NCHRP Report 785, Performance-Based Analysis of Geometric Design of Highways and Streets, presents ways to incorporate performance-based analysis into the project development process. This process framework begins with setting desired project multimodal outcomes and design controls. Geometric design decisions that can influence those outcomes are identified as well as analysis tools that can be used to estimate the impacts of those decisions. The report includes six hypothetical case studies illustrating how this framework can be applied to actual projects. The report will be useful to geometric designers in making informed decisions about the tradeoffs inherent in design.
 

Most highway and street design processes rely on standards that set minimum values or ranges of values for design features. These standards are intended to provide operational safety, efficiency, and comfort for the traveler, but it is difficult or impossible for the designer to characterize quantitatively how the facility will perform. For both new construction and reconstruction of highways and streets, stakeholders and decision makers increasingly want reasonable measures of the effect of geometric design decisions on the facility's performance for all of its users.

Each agency has its own process for designing a highway or street. Three critical stages in the process are project initiation (i.e., setting the project's purpose, need, and scope), preliminary design (e.g., analyzing alternative designs and environmental impacts and setting design criteria), and final design (i.e., preparing the construction plans); these stages may have different names in different agencies. Although the expected performance of the facility is only one of the factors that must be considered in designing a highway or street, a better understanding of the expected performance should result in better decisions during these stages. Research was needed to provide the designer with the tools to evaluate the performance of different design alternatives objectively.
 
NCHRP Project 15-34A completed the work begun under NCHRP Project 15-34. In that project, Pennsylvania State University and Kittelson & Associates, Inc. described the geometric design decisions that occur throughout the project development process and identified performance metrics that are sensitive to those decisions.
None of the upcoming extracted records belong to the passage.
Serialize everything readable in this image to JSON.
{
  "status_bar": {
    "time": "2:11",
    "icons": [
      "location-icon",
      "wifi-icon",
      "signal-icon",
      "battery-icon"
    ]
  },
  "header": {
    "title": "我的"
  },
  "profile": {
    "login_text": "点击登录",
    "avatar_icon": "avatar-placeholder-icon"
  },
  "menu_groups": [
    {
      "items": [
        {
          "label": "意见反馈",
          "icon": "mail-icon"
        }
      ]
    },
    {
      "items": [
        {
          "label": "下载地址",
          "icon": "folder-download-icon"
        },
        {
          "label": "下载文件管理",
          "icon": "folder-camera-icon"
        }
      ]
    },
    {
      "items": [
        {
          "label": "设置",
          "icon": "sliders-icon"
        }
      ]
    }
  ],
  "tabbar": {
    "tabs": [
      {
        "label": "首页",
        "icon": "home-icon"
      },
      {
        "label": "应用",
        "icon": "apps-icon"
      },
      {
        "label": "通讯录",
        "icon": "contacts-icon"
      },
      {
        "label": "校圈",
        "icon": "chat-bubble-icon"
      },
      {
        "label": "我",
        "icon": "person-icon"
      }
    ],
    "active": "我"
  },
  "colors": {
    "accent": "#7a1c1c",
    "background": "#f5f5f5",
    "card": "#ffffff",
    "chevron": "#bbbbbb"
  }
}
They also reviewed tools that are available for evaluating the performance of a particular design. This work culminated in the interim report that also presented a plan for developing a process framework.
 
In NCHRP Project 15-34A, Kittelson & Associates, Inc. and the University of Utah developed the process framework. The framework includes both an approach for integrating performance-based analysis into geometric design decisions and information on the effects different geometric elements have on project performance measures. It is expected that future research will build upon the latter to improve designers’ abilities to assess the performance of a design.
 
Supplemental material (including a summary of the work done in both projects, suggested future research, and draft text for AASHTO’s A Policy on Geometric Design of Highways and Streets) is also available at the link above.